His quiet withdrawal followed media reports that while District Attorney in Outagamie County in the 1970s, he declined to prosecute a priest accused of child molestation. The priest was convicted of the charges almost 30 years later.
Prosser was on the bench to hear the first case scheduled for oral arguments before the court Thursday. When justices assembled to hear the second case, Hornback v. Archdiocese of Milwaukee and Diocese of Madison, Prosser's high-backed leather chair in the court's ornate chamber was empty.
"Justice Prosser will not be participating in this case," Chief Justice Shirley Abrahamson told court spectators.

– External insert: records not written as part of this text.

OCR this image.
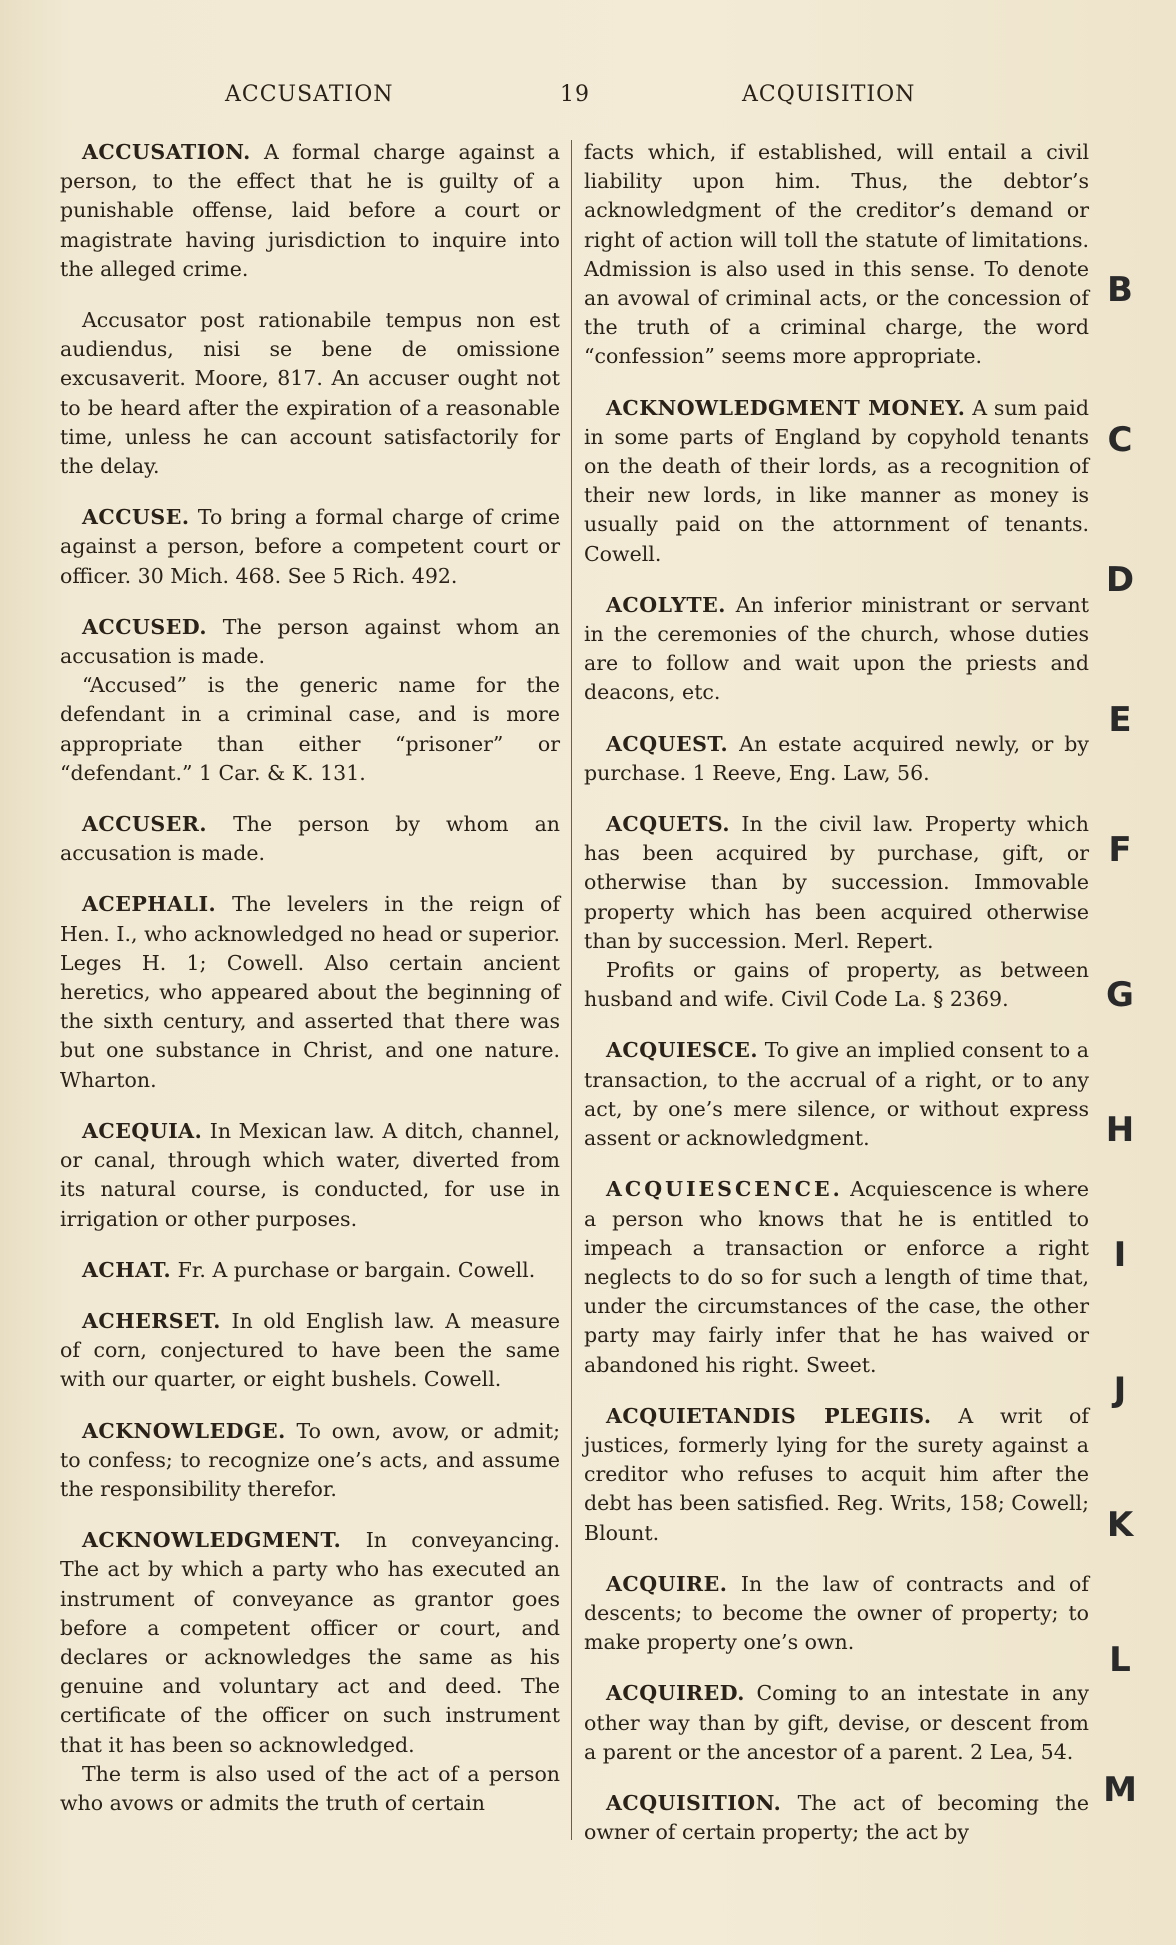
ACCUSATION	19	ACQUISITION

ACCUSATION. A formal charge against a person, to the effect that he is guilty of a punishable offense, laid before a court or magistrate having jurisdiction to inquire into the alleged crime.

Accusator post rationabile tempus non est audiendus, nisi se bene de omissione excusaverit. Moore, 817. An accuser ought not to be heard after the expiration of a reasonable time, unless he can account satisfactorily for the delay.

ACCUSE. To bring a formal charge of crime against a person, before a competent court or officer. 30 Mich. 468. See 5 Rich. 492.

ACCUSED. The person against whom an accusation is made.

“Accused” is the generic name for the defendant in a criminal case, and is more appropriate than either “prisoner” or “defendant.” 1 Car. & K. 131.

ACCUSER. The person by whom an accusation is made.

ACEPHALI. The levelers in the reign of Hen. I., who acknowledged no head or superior. Leges H. 1; Cowell. Also certain ancient heretics, who appeared about the beginning of the sixth century, and asserted that there was but one substance in Christ, and one nature. Wharton.

ACEQUIA. In Mexican law. A ditch, channel, or canal, through which water, diverted from its natural course, is conducted, for use in irrigation or other purposes.

ACHAT. Fr. A purchase or bargain. Cowell.

ACHERSET. In old English law. A measure of corn, conjectured to have been the same with our quarter, or eight bushels. Cowell.

ACKNOWLEDGE. To own, avow, or admit; to confess; to recognize one’s acts, and assume the responsibility therefor.

ACKNOWLEDGMENT. In conveyancing. The act by which a party who has executed an instrument of conveyance as grantor goes before a competent officer or court, and declares or acknowledges the same as his genuine and voluntary act and deed. The certificate of the officer on such instrument that it has been so acknowledged.

The term is also used of the act of a person who avows or admits the truth of certain

facts which, if established, will entail a civil liability upon him. Thus, the debtor’s acknowledgment of the creditor’s demand or right of action will toll the statute of limitations. Admission is also used in this sense. To denote an avowal of criminal acts, or the concession of the truth of a criminal charge, the word “confession” seems more appropriate.

ACKNOWLEDGMENT MONEY. A sum paid in some parts of England by copyhold tenants on the death of their lords, as a recognition of their new lords, in like manner as money is usually paid on the attornment of tenants. Cowell.

ACOLYTE. An inferior ministrant or servant in the ceremonies of the church, whose duties are to follow and wait upon the priests and deacons, etc.

ACQUEST. An estate acquired newly, or by purchase. 1 Reeve, Eng. Law, 56.

ACQUETS. In the civil law. Property which has been acquired by purchase, gift, or otherwise than by succession. Immovable property which has been acquired otherwise than by succession. Merl. Repert.

Profits or gains of property, as between husband and wife. Civil Code La. § 2369.

ACQUIESCE. To give an implied consent to a transaction, to the accrual of a right, or to any act, by one’s mere silence, or without express assent or acknowledgment.

ACQUIESCENCE. Acquiescence is where a person who knows that he is entitled to impeach a transaction or enforce a right neglects to do so for such a length of time that, under the circumstances of the case, the other party may fairly infer that he has waived or abandoned his right. Sweet.

ACQUIETANDIS PLEGIIS. A writ of justices, formerly lying for the surety against a creditor who refuses to acquit him after the debt has been satisfied. Reg. Writs, 158; Cowell; Blount.

ACQUIRE. In the law of contracts and of descents; to become the owner of property; to make property one’s own.

ACQUIRED. Coming to an intestate in any other way than by gift, devise, or descent from a parent or the ancestor of a parent. 2 Lea, 54.

ACQUISITION. The act of becoming the owner of certain property; the act by

B
C
D
E
F
G
H
I
J
K
L
M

Abrahamson made a similar announcement on March 4, when Prosser's seat sat empty while the court heard arguments in State v. MacArthur, where lawyers for Bruce MacArthur argued that the statute of limitations had expired when the former priest was charged in 2006 for sexual misconduct with children in the late 1960s and early 1970s.
Prosser did not respond to requests for comment by The Capital Times following his absence from the bench last week. A court spokesman confirmed Thursday that Prosser was recusing himself from the MacArthur and Hornback cases. The justice had no further comment.

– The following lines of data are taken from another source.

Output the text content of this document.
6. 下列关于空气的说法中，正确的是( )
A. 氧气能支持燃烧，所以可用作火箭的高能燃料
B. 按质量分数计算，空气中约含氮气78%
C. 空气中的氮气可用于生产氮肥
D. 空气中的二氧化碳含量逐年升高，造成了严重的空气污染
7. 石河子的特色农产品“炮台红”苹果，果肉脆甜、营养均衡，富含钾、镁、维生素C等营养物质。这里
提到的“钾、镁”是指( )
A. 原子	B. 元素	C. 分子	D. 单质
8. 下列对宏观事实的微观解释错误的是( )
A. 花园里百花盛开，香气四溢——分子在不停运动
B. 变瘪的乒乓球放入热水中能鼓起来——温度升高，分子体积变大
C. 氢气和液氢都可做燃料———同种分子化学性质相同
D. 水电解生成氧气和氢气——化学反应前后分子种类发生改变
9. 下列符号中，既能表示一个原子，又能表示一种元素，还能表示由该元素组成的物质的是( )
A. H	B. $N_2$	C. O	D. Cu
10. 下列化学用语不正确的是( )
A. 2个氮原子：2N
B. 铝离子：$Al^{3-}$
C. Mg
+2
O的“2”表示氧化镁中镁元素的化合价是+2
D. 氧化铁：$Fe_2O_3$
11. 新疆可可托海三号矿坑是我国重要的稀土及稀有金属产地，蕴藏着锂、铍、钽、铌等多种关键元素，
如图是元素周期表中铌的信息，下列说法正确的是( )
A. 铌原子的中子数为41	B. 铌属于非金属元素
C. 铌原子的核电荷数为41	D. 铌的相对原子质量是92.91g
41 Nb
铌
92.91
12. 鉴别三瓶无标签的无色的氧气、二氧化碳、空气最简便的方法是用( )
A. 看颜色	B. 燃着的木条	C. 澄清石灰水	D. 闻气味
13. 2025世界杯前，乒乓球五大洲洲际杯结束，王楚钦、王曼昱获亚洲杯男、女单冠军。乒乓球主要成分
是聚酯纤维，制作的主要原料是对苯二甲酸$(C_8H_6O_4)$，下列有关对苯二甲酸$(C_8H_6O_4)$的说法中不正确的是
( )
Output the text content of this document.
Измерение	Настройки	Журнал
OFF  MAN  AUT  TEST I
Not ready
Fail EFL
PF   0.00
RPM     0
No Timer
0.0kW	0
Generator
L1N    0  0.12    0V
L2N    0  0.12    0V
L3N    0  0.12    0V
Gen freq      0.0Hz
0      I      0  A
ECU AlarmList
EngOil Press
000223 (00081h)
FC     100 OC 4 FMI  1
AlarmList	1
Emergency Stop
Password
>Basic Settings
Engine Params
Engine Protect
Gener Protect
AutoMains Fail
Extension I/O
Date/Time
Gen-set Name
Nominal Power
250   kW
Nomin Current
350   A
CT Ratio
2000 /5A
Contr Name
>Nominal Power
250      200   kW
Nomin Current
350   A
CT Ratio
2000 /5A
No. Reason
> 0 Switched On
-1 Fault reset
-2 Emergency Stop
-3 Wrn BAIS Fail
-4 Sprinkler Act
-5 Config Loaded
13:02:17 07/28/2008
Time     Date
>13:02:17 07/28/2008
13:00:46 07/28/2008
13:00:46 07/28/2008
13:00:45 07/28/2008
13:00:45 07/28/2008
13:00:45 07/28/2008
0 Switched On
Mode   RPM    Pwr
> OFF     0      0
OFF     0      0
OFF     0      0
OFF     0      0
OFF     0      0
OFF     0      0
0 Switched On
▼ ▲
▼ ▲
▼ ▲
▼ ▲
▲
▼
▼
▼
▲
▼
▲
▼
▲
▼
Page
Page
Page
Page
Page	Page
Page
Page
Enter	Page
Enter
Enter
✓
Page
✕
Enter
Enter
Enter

Questions about Prosser's connection to clergy sex abuse cases came to light early this year through the work of the advocacy group Survivors Network for Those Abused by Priests. After two brothers, Todd and Troy Merryfield, testified to convict defrocked priest John Patrick Feeney in Outagamie County Circuit Court in 2004 of molesting them in 1978, word about Prosser's refusal to prosecute Feeney at that time began to spread.
The Capital Times reported on the possible conflict of interest on Feb. 4, when Prosser declined to comment on the evidence gathered by SNAP of his connection to the Feeney case or potential conflicts of interest in participating in priest sexual abuse cases before the court.
Peter Isely, Midwest coordinator of SNAP, said outside the high court's chamber Thursday that Prosser's recusal in these two latest cases involving the Catholic Church and sexual abuse of children "raises a lot of questions."
Why recuse himself now? Isely wondered. "He ruled on two previous cases."
In 2005 Prosser wrote a majority decision that barred a lawsuit against the Archdiocese of Milwaukee because the statue of limitations had expired. But he joined with the majority last year in a case that opened the door to lawsuits against churches by means of alleging fraud in covering up past sex abuse by clergy members.
Appointed to the Supreme Court in 1998 and elected to a 10-year term in 2001, Prosser joined the court after a series of landmark decisions that erected a barrier to lawsuits against the Catholic Church by adult victims of childhood sexual assault by clergy. Plaintiffs face steeper obstacles to such suits in Wisconsin than in any other state.
The Hornback case heard by the court Thursday involved Gary Kazmarek, a lay teacher who worked for both the Milwaukee Archdiocese and Madison Diocese before teaching in Catholic schools in Kentucky. He returned to teach in public schools in Madison, where he was convicted in 1983 of sexually molesting a boy at Cherokee Middle School.
Kenneth Hornback and Kazmarek's other Kentucky victims were seeking to revive a lawsuit that had been dismissed by the Milwaukee County Circuit Court. Issues before the court include whether employers have a duty to warn future, prospective employers about a worker's potential to harm anyone.